Namun teknis pelaksanaannya sangat riskan atas dominasi negara terhadap masyarakat adat.
Negara cenderung mengulangi kesalahannya dengan menegaranisasi Hukum Adat daripada merekognisi maupun melindungi.
Pasal 2 berisi:
(1) Ketentuan sebagaimana dimaksud dalam Pasal 1 ayat (l) tidak mengurangi berlakunya hukum yang hidup dalam masyarakat yang menentukan bahwa seseorang patut dipidana walaupun perbuatan tersebut tidak diatur dalam Undang-Undang ini.
(2) Hukum yang hidup dalam masyarakat sebagaimana dimaksud pada ayat (1) berlaku dalam tempat hukum itu hidup dan sepanjang tidak diatur dalam UndangUndang ini dan sesuai dengan nilai-nilai yang terkandung dalam Pancasila, Undang-Undang Dasar Negara Republik Indonesia Tahun 1945, hak asasi manusia, dan asas hukum umum yang diakui masyarakat bangsa-bangsa.

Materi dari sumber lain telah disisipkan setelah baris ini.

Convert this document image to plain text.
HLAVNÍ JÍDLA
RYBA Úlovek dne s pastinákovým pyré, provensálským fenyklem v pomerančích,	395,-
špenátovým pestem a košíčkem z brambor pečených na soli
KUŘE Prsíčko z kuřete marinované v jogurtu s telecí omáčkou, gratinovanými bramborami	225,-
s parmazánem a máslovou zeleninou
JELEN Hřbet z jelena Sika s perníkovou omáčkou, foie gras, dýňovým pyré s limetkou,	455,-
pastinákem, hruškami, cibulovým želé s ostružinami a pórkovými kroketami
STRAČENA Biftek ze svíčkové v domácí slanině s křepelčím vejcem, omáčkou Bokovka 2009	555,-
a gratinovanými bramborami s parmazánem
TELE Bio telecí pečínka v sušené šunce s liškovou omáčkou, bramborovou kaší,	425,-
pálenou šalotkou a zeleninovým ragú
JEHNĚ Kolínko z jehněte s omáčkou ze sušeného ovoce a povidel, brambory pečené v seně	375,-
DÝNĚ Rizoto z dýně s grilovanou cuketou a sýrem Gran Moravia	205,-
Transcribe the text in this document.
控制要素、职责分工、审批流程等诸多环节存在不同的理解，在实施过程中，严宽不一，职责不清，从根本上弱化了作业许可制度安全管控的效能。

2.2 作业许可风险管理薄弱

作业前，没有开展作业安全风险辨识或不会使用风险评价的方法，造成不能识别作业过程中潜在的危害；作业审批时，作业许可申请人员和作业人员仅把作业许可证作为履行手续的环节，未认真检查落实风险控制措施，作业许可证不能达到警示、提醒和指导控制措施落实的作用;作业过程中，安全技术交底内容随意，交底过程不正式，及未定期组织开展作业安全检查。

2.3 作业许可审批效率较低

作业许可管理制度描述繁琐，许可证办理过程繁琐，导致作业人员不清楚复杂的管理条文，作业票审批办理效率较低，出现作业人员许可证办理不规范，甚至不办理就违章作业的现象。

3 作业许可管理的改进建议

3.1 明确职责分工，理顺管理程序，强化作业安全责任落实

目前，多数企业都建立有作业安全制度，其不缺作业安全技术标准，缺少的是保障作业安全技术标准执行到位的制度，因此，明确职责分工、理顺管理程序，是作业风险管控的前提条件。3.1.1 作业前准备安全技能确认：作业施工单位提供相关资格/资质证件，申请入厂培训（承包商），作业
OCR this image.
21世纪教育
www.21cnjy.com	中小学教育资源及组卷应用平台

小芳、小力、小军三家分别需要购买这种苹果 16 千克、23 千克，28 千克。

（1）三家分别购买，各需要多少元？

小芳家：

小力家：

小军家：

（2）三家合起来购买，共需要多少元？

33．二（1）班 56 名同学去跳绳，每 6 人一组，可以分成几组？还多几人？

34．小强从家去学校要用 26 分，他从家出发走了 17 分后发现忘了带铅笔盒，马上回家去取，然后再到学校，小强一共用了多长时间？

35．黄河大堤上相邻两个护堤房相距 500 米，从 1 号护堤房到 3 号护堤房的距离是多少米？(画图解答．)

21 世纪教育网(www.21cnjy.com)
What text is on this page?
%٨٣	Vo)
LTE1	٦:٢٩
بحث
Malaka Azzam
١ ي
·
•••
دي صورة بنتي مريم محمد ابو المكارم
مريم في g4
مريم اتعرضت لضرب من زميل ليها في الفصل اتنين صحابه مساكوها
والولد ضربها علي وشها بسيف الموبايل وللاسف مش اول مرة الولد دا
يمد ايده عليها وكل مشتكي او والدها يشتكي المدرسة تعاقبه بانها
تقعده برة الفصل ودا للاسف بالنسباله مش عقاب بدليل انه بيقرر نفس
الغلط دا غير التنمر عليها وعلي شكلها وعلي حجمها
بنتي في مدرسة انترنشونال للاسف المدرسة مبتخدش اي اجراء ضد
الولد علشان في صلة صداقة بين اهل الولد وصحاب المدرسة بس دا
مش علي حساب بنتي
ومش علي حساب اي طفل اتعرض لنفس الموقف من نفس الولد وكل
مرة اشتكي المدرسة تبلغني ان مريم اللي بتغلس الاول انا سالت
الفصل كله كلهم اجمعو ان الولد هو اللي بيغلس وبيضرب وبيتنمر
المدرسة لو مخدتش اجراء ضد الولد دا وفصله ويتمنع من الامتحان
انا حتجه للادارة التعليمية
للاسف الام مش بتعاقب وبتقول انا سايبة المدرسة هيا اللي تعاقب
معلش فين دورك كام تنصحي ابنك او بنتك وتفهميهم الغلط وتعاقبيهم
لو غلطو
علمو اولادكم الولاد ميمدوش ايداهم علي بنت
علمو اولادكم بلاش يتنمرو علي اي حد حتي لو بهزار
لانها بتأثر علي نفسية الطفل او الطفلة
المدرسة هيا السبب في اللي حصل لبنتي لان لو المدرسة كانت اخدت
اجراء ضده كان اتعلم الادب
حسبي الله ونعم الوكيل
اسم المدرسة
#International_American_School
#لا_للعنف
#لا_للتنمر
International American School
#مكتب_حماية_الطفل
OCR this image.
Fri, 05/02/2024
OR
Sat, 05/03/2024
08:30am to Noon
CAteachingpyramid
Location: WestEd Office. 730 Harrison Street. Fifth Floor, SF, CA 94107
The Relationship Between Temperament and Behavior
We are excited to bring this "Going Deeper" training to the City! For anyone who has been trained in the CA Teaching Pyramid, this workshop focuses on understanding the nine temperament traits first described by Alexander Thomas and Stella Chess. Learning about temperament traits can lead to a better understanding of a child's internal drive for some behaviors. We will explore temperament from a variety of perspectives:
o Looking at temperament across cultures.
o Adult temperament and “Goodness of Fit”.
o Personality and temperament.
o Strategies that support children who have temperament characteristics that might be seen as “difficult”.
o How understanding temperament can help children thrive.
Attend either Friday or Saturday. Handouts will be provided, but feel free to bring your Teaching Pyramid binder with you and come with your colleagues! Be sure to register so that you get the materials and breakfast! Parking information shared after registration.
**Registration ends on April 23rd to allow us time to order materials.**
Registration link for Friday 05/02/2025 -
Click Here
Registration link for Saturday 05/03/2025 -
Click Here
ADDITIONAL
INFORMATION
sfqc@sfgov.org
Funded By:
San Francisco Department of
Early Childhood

(3) Ketentuan mengenai tata cara dan kriteria penetapan hukum yang hidup dalam masyarakat diatur dengan Peraturan Pemerintah.
Berikut adalah tiga alasan kenapa Pasal 2 KUHP baru perlu untuk direvisi.
Kekuatan masyarakat adat ada pada keberlangsungan dari pranata adat yang secara konsisten kesinambungan mempertahankan hukum adat mereka dari generasi ke generasi.
Pasal 2 KUHP baru tidak memberikan ruang pada pranata adat, melainkan pada Pemerintah Daerah dimana Tindak Pidana Adat nantinya akan diatur dalam Peraturan Daerah.
Pranata adat tidak diberikan ruang dalam menempatkan kriteria Tindak Pidana Adat (Delik Adat) dan juga proses penegakan hukum adat.
Logika ini tidak lain adalah logika “dominasi”, di mana negara masih menempatkan keberadaan Hukum Adat secara subordinat dalam sistem hukum nasional.
Masyarakat adat yang selama ini mengalah dan termarjinalkan seakan tidak diberi ruang secara bebas dalam menjalankan hak-hak tradisionalnya.
Melihat masyarakat adat dari perspektif negara adalah suatu persoalan, karena negara yang cenderung mendominasi akan bias terhadap berbagai kepentingan.
Belajar dari kolonial Belanda, pemberian ruang terhadap pranata adat dalam menjalankan sekaligus menegakkan Hukum Adat masih lebih mengakomodir volkgeist sehingga terciptalah dualisme hukum.
Negara Republik Indonesia yang berangkat dari gagasan “membebaskan” dan “melindungi” haruslah dapat lebih baik dari kolonial Belanda dalam memperlakukan masyarakat adat.
Peraturan daerah seharusnya sebatas mengatur berkaitan aspek rekognisi pranata adat bukan mengatur Tindak Pidana Adat.